Hemagglutinin Function

  • Functions as a spring-loaded mechanism that undergoes conformational changes.

  • Pre-fusion and post-fusion structures (HA, fused membrane, and fusion peptide).

  • Protonation releases the fusion peptide, leading to membrane fusion.

Part 2: Myoglobin and Hemoglobin

Myoglobin

  • Single heme prosthetic group contributes to its hyperbolic O2 binding curve.

  • Higher affinity for oxygen than hemoglobin at all oxygen pressures.

Hemoglobin

  • Exists in deoxy (T) and oxy (R) conformations, affecting O2 binding affinity.

  • Binding of O2 induces conformational changes, promoting cooperative binding and yielding a sigmoidal O2 binding curve.

  • Influences of Bohr effect and BPG on hemoglobin's oxygen binding affinity.

Structural Overview

  • Myoglobin: Monomeric with 153 amino acids and a molecular weight of 17,200.

  • Hemoglobin: Tetrameric structure with two alpha and two beta chains (141 residues each for alpha, 146 for beta).

Cooperative and Allosteric Binding

  • Oxygenation alters the structure of hemoglobin leading to cooperativity in oxygen binding.

  • Bohr Effect explains how CO2 and H+ influence oxygen release in tissues and binding in lungs.

  • 2,3-Bisphosphoglycerate (2,3-BPG) acts as an allosteric effector of hemoglobin, affecting its oxygen binding curve.

Pathological Conditions

Sickle-Cell Anemia

  • Caused by a mutation in the β-chains of hemoglobin (Glu to Val).

  • Results in crescent-shaped red blood cells that impair circulation.

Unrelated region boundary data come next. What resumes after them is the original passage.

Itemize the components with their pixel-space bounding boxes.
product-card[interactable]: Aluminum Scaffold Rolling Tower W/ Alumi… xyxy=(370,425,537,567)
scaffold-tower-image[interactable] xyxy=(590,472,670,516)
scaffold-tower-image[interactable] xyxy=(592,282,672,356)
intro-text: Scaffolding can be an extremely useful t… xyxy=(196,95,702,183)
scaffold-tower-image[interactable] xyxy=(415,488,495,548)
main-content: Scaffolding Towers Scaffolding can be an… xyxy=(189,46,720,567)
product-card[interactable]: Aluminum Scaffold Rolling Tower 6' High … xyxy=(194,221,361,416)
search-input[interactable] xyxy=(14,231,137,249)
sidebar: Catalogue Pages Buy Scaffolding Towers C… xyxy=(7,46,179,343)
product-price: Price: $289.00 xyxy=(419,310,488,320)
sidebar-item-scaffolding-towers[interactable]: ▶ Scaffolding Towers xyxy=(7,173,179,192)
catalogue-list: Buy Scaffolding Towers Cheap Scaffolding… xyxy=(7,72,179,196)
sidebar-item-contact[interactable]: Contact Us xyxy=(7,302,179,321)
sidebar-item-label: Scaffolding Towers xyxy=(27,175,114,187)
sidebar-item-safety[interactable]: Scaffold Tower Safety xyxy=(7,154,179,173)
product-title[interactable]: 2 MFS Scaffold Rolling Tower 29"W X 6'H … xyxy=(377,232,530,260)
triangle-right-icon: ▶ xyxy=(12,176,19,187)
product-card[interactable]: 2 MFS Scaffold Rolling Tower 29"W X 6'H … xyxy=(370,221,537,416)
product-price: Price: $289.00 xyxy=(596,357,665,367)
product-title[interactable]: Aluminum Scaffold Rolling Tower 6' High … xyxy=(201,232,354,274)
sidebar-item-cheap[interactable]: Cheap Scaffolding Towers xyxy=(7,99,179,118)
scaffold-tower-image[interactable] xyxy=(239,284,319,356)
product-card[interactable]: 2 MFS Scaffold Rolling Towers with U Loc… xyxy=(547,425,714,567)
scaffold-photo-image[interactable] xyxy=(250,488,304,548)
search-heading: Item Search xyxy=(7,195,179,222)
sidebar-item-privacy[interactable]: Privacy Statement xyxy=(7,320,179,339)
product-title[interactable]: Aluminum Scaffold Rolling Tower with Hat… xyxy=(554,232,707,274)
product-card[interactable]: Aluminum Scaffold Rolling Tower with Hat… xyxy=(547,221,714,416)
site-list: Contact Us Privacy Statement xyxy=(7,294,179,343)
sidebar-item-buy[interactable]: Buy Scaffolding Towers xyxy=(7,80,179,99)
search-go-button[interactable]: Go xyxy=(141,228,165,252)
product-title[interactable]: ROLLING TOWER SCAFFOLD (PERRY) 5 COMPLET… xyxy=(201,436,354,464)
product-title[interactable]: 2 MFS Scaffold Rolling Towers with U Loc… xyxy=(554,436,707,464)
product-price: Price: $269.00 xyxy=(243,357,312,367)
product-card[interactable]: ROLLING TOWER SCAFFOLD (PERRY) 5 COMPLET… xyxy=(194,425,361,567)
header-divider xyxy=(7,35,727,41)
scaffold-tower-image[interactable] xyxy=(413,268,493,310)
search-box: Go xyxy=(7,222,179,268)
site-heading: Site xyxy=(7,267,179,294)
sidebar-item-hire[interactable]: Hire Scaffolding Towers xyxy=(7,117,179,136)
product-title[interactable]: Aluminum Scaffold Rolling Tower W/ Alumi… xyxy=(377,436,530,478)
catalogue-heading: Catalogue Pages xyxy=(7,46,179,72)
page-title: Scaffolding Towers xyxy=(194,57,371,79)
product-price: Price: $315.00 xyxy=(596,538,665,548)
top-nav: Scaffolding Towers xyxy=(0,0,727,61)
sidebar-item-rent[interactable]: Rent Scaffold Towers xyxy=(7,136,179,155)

  • Sickle-shaped cells derive from polymerization of Hb S which can lead to severe tissue damage.

Treatment Approaches

  • Hydroxyurea promotes production of fetal hemoglobin (Hb F) which does not sickle cells.

Summary of Key Points

  1. Myoglobin is for oxygen storage, while hemoglobin is for transport, regulated allosterically.

  2. Fetal hemoglobin has higher oxygen affinity due to lack of BPG binding.

  3. Sickle-cell anemia illustrates the effects of mutations in hemoglobin structure, linked to malaria resistance.